Although school officials were unable to calculate what percentage of parents and staff in the district participated in the survey, Brandt said the response rate was high. Several surveys sent to parents in the summer of 2020 regarding hybrid education garnered between 800 and 860 responses each.

The board approved a motion to send the survey to parents and staff Jan 6. The results were verified by matching parents’ and staff members’ names to their students and schools, as requested on the survey.

Some parents have been critical of the survey, saying both the question and the information provided were biased toward masking. Five individuals submitted public comments asking the board to remove the universal masking policy.


Anthony Shostak of Greene expressed concerns that the survey did not contain any information on the detrimental impacts of masking on children.

“Parents have a reasonable expectation that they should be informed of known or suspected risks of a school policy about which they are being asked to offer comment,” Shostak’s letter read. “We have a right to know, and you have the responsibility to inform us.”

“No questions were asked about the effects of masking, no questions about kids’ mental health. No questions about anything other than (do you favor masking),” Katherine Libby wrote. “Wow, what a persuasive question that is, not even something straight forward.”

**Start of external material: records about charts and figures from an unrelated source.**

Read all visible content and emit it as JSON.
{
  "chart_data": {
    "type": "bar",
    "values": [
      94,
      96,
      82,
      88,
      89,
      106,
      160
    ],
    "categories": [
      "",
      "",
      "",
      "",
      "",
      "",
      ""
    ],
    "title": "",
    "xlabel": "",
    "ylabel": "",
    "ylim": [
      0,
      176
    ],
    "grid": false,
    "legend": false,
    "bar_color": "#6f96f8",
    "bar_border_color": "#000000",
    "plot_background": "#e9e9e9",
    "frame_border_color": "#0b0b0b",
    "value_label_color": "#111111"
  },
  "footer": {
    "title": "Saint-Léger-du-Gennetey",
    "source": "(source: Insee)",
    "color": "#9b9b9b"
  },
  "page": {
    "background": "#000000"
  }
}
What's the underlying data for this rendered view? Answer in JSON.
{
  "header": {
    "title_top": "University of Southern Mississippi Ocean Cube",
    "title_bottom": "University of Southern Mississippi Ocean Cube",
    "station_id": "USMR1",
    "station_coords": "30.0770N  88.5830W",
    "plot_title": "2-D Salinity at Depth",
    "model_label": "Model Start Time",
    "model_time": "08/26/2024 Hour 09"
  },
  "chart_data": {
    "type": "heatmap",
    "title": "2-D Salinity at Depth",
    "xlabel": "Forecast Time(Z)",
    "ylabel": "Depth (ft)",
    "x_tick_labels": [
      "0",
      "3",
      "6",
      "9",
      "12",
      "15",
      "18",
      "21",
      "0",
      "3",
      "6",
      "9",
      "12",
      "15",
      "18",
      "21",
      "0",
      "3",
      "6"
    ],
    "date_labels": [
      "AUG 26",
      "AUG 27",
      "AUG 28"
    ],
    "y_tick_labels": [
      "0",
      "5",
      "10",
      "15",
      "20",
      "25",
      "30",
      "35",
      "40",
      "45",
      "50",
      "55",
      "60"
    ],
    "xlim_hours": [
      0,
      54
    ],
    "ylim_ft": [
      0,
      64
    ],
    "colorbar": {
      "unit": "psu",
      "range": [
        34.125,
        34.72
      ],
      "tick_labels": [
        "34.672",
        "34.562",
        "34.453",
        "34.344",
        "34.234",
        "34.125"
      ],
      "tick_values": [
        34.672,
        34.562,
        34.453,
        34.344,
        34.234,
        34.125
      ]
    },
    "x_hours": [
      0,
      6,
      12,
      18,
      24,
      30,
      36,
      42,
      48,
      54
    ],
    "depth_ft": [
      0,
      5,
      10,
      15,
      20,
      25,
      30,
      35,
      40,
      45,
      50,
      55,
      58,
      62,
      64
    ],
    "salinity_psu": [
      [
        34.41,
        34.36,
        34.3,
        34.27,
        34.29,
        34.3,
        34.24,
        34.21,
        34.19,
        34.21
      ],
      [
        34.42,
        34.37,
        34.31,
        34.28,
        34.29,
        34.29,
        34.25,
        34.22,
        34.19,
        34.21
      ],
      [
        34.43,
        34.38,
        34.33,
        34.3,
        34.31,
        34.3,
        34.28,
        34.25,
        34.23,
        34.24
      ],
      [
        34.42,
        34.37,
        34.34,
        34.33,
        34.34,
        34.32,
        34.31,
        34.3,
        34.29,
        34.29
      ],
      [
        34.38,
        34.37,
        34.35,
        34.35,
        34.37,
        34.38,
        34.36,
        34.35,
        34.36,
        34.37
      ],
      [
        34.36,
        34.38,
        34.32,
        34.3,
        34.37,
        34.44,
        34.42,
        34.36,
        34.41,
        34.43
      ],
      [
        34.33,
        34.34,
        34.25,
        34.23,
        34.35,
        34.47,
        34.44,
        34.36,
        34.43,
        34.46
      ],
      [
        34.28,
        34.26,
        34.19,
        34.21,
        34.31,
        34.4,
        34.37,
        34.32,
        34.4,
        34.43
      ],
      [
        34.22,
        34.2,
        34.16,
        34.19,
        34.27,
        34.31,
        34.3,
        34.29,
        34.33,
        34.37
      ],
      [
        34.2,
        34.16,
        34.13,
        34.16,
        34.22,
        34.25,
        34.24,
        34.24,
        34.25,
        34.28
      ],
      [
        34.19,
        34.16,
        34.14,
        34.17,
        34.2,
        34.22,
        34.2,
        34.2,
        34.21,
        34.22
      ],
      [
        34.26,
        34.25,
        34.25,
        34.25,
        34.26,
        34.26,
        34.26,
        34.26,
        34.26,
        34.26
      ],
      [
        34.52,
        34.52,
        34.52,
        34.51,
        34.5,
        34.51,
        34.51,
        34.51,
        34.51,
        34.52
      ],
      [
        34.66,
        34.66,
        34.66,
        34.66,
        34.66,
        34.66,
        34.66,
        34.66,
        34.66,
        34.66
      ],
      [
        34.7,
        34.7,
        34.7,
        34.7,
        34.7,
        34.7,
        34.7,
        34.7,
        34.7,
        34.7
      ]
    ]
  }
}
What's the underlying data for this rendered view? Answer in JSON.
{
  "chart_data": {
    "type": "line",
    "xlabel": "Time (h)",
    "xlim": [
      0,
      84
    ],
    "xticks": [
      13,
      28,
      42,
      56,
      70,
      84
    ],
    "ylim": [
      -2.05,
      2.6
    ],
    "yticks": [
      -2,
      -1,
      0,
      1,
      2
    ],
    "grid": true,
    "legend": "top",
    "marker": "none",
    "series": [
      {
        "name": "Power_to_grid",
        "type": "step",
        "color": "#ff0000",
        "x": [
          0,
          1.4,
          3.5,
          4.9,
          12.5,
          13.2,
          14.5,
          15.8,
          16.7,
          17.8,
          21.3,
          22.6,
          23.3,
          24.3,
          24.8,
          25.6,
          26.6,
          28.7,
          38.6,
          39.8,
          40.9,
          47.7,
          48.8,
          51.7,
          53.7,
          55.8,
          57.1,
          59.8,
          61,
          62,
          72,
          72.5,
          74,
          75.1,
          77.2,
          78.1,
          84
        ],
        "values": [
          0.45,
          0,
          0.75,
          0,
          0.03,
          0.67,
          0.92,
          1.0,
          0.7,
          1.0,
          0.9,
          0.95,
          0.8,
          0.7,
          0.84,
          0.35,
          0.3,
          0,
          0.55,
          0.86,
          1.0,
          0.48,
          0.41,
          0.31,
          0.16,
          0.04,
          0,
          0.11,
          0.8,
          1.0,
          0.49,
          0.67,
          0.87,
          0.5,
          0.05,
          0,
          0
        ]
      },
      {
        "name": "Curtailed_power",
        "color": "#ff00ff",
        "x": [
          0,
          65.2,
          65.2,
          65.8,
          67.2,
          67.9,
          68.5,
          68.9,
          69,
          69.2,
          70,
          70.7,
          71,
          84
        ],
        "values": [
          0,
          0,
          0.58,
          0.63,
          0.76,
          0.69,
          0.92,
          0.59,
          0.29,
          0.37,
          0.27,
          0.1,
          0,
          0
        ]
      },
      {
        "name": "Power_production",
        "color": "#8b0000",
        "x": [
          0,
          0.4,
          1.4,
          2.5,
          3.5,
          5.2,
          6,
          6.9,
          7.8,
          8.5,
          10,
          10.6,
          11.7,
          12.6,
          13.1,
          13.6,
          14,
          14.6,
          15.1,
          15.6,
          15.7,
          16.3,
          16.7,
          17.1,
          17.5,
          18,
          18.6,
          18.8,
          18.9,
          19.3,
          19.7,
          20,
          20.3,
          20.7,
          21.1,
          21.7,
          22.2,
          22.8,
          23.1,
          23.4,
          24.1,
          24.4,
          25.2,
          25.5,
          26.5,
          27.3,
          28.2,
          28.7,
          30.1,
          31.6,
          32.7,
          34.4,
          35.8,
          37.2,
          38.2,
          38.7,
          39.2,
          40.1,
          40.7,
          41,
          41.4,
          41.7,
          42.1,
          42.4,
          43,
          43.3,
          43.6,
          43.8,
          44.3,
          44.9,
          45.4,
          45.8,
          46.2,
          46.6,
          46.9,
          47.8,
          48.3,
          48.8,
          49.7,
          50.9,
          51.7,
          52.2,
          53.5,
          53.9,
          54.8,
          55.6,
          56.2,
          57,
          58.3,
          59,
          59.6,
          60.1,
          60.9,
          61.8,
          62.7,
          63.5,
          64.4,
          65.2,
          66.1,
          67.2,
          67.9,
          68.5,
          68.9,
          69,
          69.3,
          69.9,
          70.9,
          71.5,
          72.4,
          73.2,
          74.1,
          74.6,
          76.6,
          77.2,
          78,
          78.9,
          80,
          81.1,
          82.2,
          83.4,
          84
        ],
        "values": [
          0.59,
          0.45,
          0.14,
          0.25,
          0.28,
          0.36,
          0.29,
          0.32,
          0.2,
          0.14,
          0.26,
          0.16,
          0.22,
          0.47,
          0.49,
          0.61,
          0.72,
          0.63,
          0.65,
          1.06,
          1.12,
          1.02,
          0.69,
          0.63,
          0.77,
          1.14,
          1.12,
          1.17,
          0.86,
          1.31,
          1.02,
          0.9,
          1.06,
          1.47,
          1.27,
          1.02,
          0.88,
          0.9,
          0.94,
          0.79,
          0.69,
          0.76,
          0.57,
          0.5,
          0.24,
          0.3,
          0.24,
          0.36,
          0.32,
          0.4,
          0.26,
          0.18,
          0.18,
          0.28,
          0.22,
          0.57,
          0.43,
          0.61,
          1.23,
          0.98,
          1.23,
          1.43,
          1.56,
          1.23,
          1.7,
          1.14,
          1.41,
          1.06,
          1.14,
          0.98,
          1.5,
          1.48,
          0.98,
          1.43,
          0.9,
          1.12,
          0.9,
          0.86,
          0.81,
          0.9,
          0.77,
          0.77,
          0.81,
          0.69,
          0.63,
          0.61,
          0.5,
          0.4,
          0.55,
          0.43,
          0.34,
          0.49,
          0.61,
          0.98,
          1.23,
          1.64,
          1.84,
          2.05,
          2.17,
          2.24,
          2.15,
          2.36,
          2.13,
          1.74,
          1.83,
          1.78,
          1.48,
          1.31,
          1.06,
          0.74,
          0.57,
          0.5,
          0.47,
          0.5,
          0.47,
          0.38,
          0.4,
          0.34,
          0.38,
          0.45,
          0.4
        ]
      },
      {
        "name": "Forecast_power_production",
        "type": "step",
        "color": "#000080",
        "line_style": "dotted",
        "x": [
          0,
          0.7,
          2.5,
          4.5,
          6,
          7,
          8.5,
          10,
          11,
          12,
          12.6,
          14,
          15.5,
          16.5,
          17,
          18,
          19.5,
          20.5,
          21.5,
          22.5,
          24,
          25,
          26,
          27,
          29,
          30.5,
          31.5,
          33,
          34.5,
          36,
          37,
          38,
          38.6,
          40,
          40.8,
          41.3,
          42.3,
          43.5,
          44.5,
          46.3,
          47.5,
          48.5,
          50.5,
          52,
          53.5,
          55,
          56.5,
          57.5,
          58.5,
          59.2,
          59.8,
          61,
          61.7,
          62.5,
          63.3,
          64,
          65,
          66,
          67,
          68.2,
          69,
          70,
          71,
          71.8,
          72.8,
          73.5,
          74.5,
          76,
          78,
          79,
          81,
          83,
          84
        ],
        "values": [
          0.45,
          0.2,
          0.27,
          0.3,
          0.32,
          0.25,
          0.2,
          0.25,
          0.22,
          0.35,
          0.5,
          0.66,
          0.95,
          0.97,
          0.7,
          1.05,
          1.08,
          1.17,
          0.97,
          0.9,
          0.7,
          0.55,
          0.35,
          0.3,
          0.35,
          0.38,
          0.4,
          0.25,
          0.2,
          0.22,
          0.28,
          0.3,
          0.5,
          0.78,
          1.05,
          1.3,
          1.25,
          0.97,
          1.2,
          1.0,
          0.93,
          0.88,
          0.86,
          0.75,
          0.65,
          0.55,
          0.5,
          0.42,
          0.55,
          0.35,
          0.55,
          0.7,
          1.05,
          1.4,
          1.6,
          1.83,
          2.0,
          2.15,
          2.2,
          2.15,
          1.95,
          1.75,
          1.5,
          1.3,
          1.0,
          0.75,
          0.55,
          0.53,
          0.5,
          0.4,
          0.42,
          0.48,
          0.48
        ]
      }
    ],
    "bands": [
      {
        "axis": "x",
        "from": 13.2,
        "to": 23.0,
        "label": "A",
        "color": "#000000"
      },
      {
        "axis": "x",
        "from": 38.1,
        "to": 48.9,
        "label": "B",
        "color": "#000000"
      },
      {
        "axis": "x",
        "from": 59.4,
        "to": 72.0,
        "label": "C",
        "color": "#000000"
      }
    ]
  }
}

Director Richard Gross of Turner asked administrators whether “teachers (are) really enforcing the mask issues, or are they letting some of the kids violate it?”

“It’s basically all we do, all day, is remind kids ‘Good morning. Put your mask on. Good morning. Pull your mask up,'” Tripp Middle School Principal Jana Mates said. “It’s time-consuming and it definitely affects morale, but it’s the policy right now, and teachers are enforcing it at the middle school, I can say that.”

“For the most part, most of them are doing pretty well, and some are admittedly struggling,” she said.


Other principals shared similar sentiments.


The board additionally received a report on fall standardized test scores and first quarter or trimester grades.

In response to the presentation, Gross said he was shocked by some of the scores.

“I would hope that somebody is addressing the issues at those grade levels where we saw those low, low scores,” he said.

Many of the low test scores and passing standards were found among elementary grades; middle and high school tended to be higher.

Assistant Superintendent Theresa Gillis acknowledged that student writing in particular has been affected by learning disruptions in the last two years, adding that administrators and teachers are looking at ways to improve.

Chairwoman Betsy Bullard also commented that fall standardized testing occurs soon after students return to school. Gillis said she was eager to see how winter and spring scores will compare.